The discussion is welcome, but the speculation about people's motives is not. Please keep it technical and professional.

Thanks,


On 22 Jun 2014, at 11:16 am, Matthew Kerwin <matthew@kerwin.net.au> wrote:

> Eric wrote:
>> the only thing HTTP/2 is ready for is T-E,
> which will only happen if, not when, the corporate interests jump on
> the interoperability bandwagon.
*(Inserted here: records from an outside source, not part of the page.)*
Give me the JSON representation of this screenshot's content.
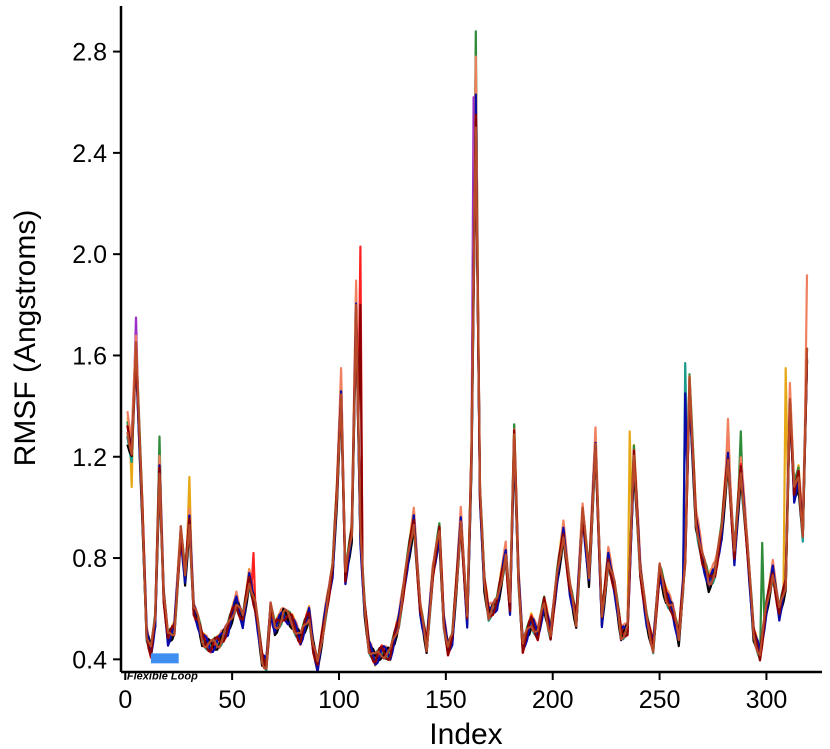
{
  "chart_data": {
    "type": "line",
    "title": "",
    "xlabel": "Index",
    "ylabel": "RMSF (Angstroms)",
    "xlim": [
      -2,
      326
    ],
    "ylim": [
      0.35,
      2.98
    ],
    "x_ticks": [
      0,
      50,
      100,
      150,
      200,
      250,
      300
    ],
    "x_tick_labels": [
      "0",
      "50",
      "100",
      "150",
      "200",
      "250",
      "300"
    ],
    "y_ticks": [
      0.4,
      0.8,
      1.2,
      1.6,
      2.0,
      2.4,
      2.8
    ],
    "y_tick_labels": [
      "0.4",
      "0.8",
      "1.2",
      "1.6",
      "2.0",
      "2.4",
      "2.8"
    ],
    "grid": false,
    "legend": "none",
    "annotation": {
      "text": "Flexible Loop",
      "x_range": [
        12,
        25
      ],
      "y": 0.4,
      "color": "#3f8ff0"
    },
    "base_profile": {
      "x": [
        1,
        3,
        5,
        8,
        10,
        12,
        14,
        16,
        18,
        20,
        23,
        26,
        28,
        30,
        32,
        34,
        36,
        40,
        44,
        48,
        52,
        55,
        58,
        61,
        64,
        66,
        68,
        70,
        74,
        78,
        82,
        86,
        88,
        90,
        94,
        97,
        99,
        101,
        103,
        106,
        108,
        110,
        112,
        114,
        117,
        120,
        124,
        128,
        132,
        135,
        138,
        141,
        144,
        147,
        149,
        151,
        153,
        155,
        157,
        160,
        162,
        164,
        166,
        168,
        170,
        174,
        178,
        180,
        182,
        184,
        186,
        190,
        193,
        196,
        199,
        202,
        205,
        208,
        211,
        214,
        217,
        220,
        223,
        226,
        229,
        232,
        235,
        238,
        241,
        244,
        247,
        250,
        253,
        256,
        259,
        262,
        264,
        267,
        270,
        273,
        276,
        279,
        282,
        285,
        288,
        291,
        294,
        297,
        300,
        303,
        306,
        309,
        311,
        313,
        315,
        317,
        319
      ],
      "y": [
        1.3,
        1.22,
        1.62,
        0.98,
        0.5,
        0.43,
        0.55,
        1.15,
        0.65,
        0.48,
        0.52,
        0.9,
        0.72,
        0.95,
        0.6,
        0.55,
        0.48,
        0.45,
        0.47,
        0.52,
        0.63,
        0.55,
        0.72,
        0.6,
        0.4,
        0.38,
        0.6,
        0.52,
        0.58,
        0.55,
        0.48,
        0.58,
        0.45,
        0.37,
        0.6,
        0.75,
        1.05,
        1.45,
        0.72,
        0.9,
        1.8,
        0.88,
        0.6,
        0.45,
        0.4,
        0.43,
        0.42,
        0.55,
        0.78,
        0.95,
        0.6,
        0.45,
        0.75,
        0.9,
        0.55,
        0.44,
        0.48,
        0.7,
        0.95,
        0.55,
        1.2,
        2.55,
        1.05,
        0.7,
        0.58,
        0.62,
        0.82,
        0.6,
        1.28,
        0.72,
        0.45,
        0.55,
        0.5,
        0.62,
        0.5,
        0.72,
        0.9,
        0.68,
        0.55,
        0.98,
        0.72,
        1.25,
        0.55,
        0.8,
        0.68,
        0.5,
        0.52,
        1.2,
        0.75,
        0.55,
        0.45,
        0.75,
        0.65,
        0.6,
        0.48,
        0.8,
        1.48,
        0.95,
        0.8,
        0.7,
        0.75,
        0.9,
        1.2,
        0.8,
        1.15,
        0.85,
        0.5,
        0.42,
        0.6,
        0.75,
        0.58,
        0.7,
        1.42,
        1.05,
        1.12,
        0.9,
        1.6
      ]
    },
    "series": [
      {
        "color": "#e6a817",
        "amp": 1.04,
        "peaks": {
          "164": 2.8,
          "309": 1.55,
          "236": 1.3,
          "30": 1.12,
          "3": 1.08
        }
      },
      {
        "color": "#2e8b3a",
        "amp": 1.03,
        "peaks": {
          "164": 2.88,
          "16": 1.28,
          "288": 1.3,
          "298": 0.86
        }
      },
      {
        "color": "#9b30c8",
        "amp": 1.0,
        "peaks": {
          "5": 1.75,
          "163": 2.62
        }
      },
      {
        "color": "#f08060",
        "amp": 1.05,
        "peaks": {
          "164": 2.78,
          "319": 1.92,
          "101": 1.55,
          "1": 1.38,
          "282": 1.35
        }
      },
      {
        "color": "#ff2020",
        "amp": 1.0,
        "peaks": {
          "110": 2.03,
          "60": 0.82,
          "164": 2.45
        }
      },
      {
        "color": "#1a9a8a",
        "amp": 0.98,
        "peaks": {
          "262": 1.57,
          "164": 2.5
        }
      },
      {
        "color": "#000000",
        "amp": 0.97,
        "peaks": {
          "164": 2.45
        }
      },
      {
        "color": "#0a0aa8",
        "amp": 0.99,
        "peaks": {
          "164": 2.63,
          "262": 1.45
        }
      },
      {
        "color": "#8b0000",
        "amp": 1.0,
        "peaks": {
          "164": 2.55,
          "110": 1.8
        }
      },
      {
        "color": "#b84a2a",
        "amp": 1.01,
        "peaks": {
          "164": 2.5
        }
      }
    ]
  }
}
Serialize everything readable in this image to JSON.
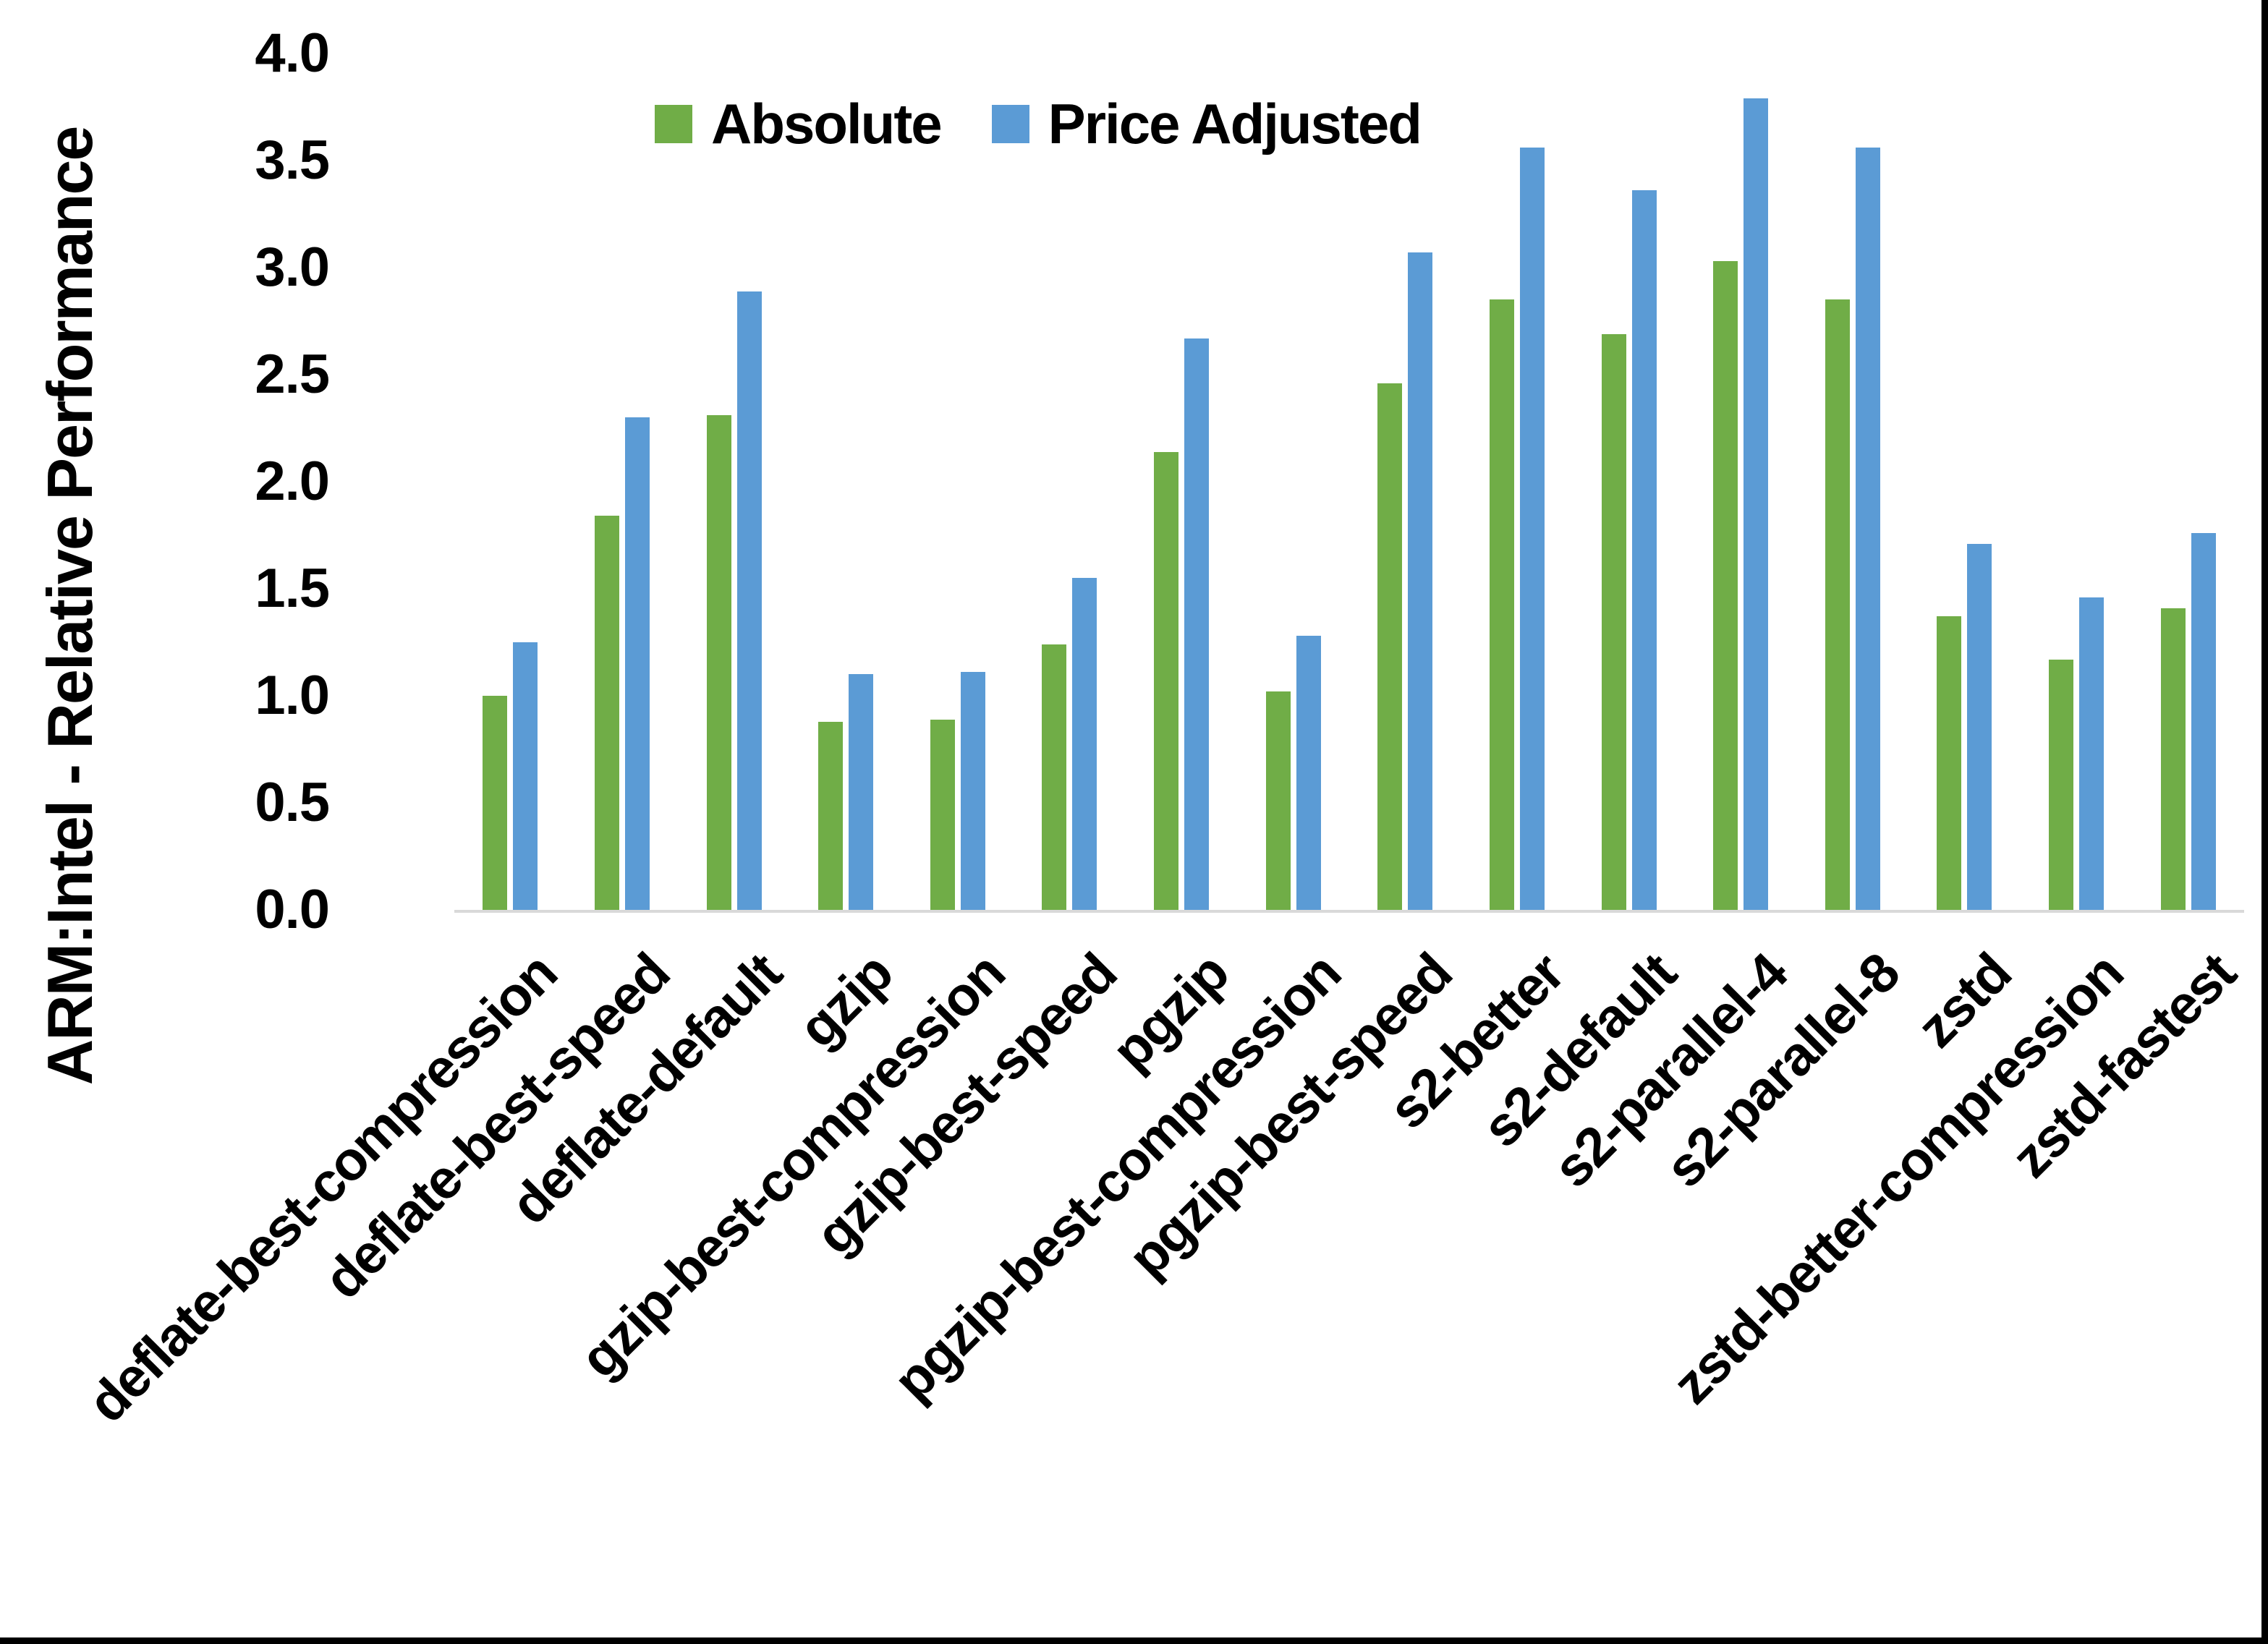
{
  "colors": {
    "absolute": "#70AD47",
    "price_adjusted": "#5B9BD5",
    "axis_line": "#D9D9D9",
    "text": "#000000",
    "frame_border": "#000000"
  },
  "chart_data": {
    "type": "bar",
    "title": "",
    "ylabel": "ARM:Intel - Relative Performance",
    "xlabel": "",
    "ylim": [
      0.0,
      4.0
    ],
    "ytick_step": 0.5,
    "yticks": [
      4.0,
      3.5,
      3.0,
      2.5,
      2.0,
      1.5,
      1.0,
      0.5,
      0.0
    ],
    "grid": false,
    "legend_position": "top-center",
    "categories": [
      "deflate-best-compression",
      "deflate-best-speed",
      "deflate-default",
      "gzip",
      "gzip-best-compression",
      "gzip-best-speed",
      "pgzip",
      "pgzip-best-compression",
      "pgzip-best-speed",
      "s2-better",
      "s2-default",
      "s2-parallel-4",
      "s2-parallel-8",
      "zstd",
      "zstd-better-compression",
      "zstd-fastest"
    ],
    "series": [
      {
        "name": "Absolute",
        "color": "#70AD47",
        "values": [
          1.0,
          1.84,
          2.31,
          0.88,
          0.89,
          1.24,
          2.14,
          1.02,
          2.46,
          2.85,
          2.69,
          3.03,
          2.85,
          1.37,
          1.17,
          1.41
        ]
      },
      {
        "name": "Price Adjusted",
        "color": "#5B9BD5",
        "values": [
          1.25,
          2.3,
          2.89,
          1.1,
          1.11,
          1.55,
          2.67,
          1.28,
          3.07,
          3.56,
          3.36,
          3.79,
          3.56,
          1.71,
          1.46,
          1.76
        ]
      }
    ]
  }
}
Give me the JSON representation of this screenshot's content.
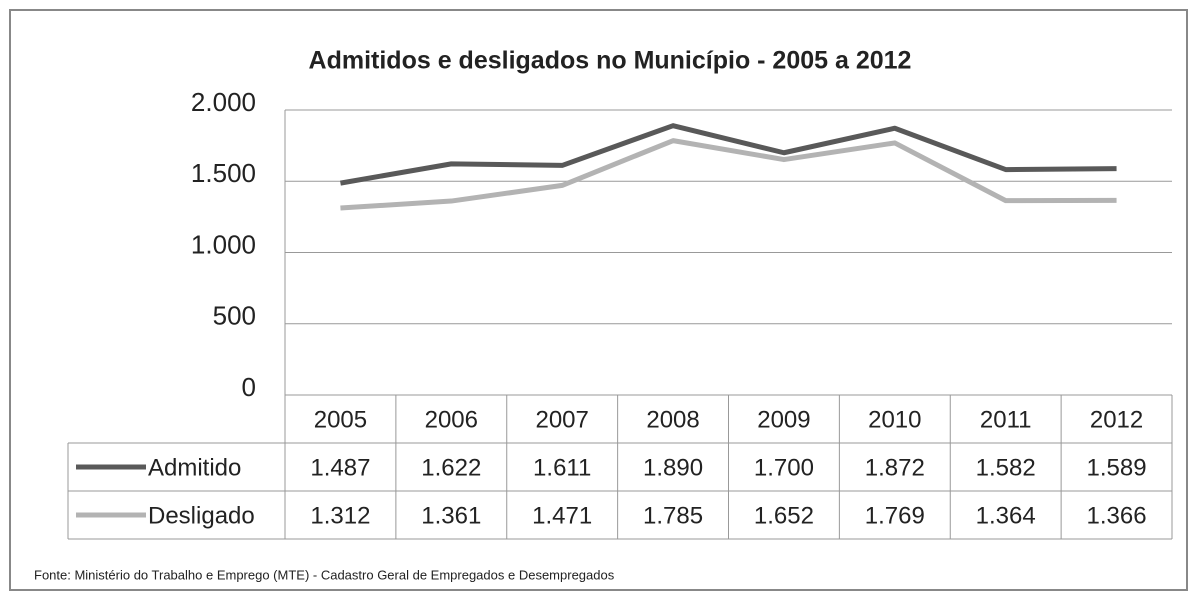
{
  "chart_data": {
    "type": "line",
    "title": "Admitidos e desligados no Município - 2005 a 2012",
    "categories": [
      "2005",
      "2006",
      "2007",
      "2008",
      "2009",
      "2010",
      "2011",
      "2012"
    ],
    "series": [
      {
        "name": "Admitido",
        "color": "#595959",
        "values": [
          1487,
          1622,
          1611,
          1890,
          1700,
          1872,
          1582,
          1589
        ],
        "value_labels": [
          "1.487",
          "1.622",
          "1.611",
          "1.890",
          "1.700",
          "1.872",
          "1.582",
          "1.589"
        ]
      },
      {
        "name": "Desligado",
        "color": "#b3b3b3",
        "values": [
          1312,
          1361,
          1471,
          1785,
          1652,
          1769,
          1364,
          1366
        ],
        "value_labels": [
          "1.312",
          "1.361",
          "1.471",
          "1.785",
          "1.652",
          "1.769",
          "1.364",
          "1.366"
        ]
      }
    ],
    "ylim": [
      0,
      2000
    ],
    "yticks": [
      0,
      500,
      {
        "value": 1000,
        "label": "1.000"
      },
      {
        "value": 1500,
        "label": "1.500"
      },
      {
        "value": 2000,
        "label": "2.000"
      }
    ],
    "grid": true,
    "source": "Fonte: Ministério do Trabalho e Emprego (MTE) - Cadastro Geral de Empregados e Desempregados"
  }
}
So I'm sure HTTP/2 will go to last
> call without it, this is simply not the consensus view (although I
> question whether this would be the case if HTTP/2 were being developed
> by those who care about architecture over the corporate bottom line
> for the next quarter).
> 
> Speaking of T-E, and non-corporate interests, I've cobbled together
> something based on one of my original proposals for encoded/compressed
> DATA frames, taking advantage of the new extensibility model:
> <https://datatracker.ietf.org/doc/draft-kerwin-http2-encoded-data/>
> 
> If there's interest I'm happy to hand it over to the wg, or to shuffle
> the ids up into the experimental ranges and keep it unofficial.
> 
> -- 
>  Matthew Kerwin
>  http://matthew.kerwin.net.au/
> 

On 22 Jun 2014, at 10:21 am, Eric J. Bowman <eric@bisonsystems.net> wrote:

> Yes, from the outside looking in, it's quite clear that this is the
> first major Internet protocol being driven by corporate concerns rather
> than architecture. Focusing on the requirements of the next product-
> release cycle, to the exclusion of any concerns about how the Web would
> have collapsed under its own weight without intermediaries, quite
> naturally leads to the aversion we're seeing to T-E or anything else
> that slows down and fattens up the protocol in the name of universal
> interoperability.
> 
> The corporate concern is to go faster, my concern as a freelancer is
> free scaling, which we don't see with lesser corporate-driven protocols
> like WebSocket -- obviously, to me, a result of being on port 80 in a
> way which excludes intermediary participation. WS costs far more to
> deploy than HTTP/1.1, and if this winds up being the case with HTTP/2
> then it'll be just as "corporate" a solution as WS and HTTP/1.1 will be
> with us for a good while to come.
> 
> I'd say this one comes down to money. The big players have a financial
> stake in being able to use their size to dominate the market; the rest
> of us have loved HTTP caching for 15+ years now, because it levels the
> playing field. This issue manifests itself in "working with proxies",
> but I'd rather not kid myself about the real motivation for this break
> with the time-proven Taylor-school approach to Web architecture. I
> can't stress enough, if it ain't broke, don't fix it; intermediaries
> were the fix to what was broken before, why would anyone want to do
> away with it in this day and age for architectural reasons?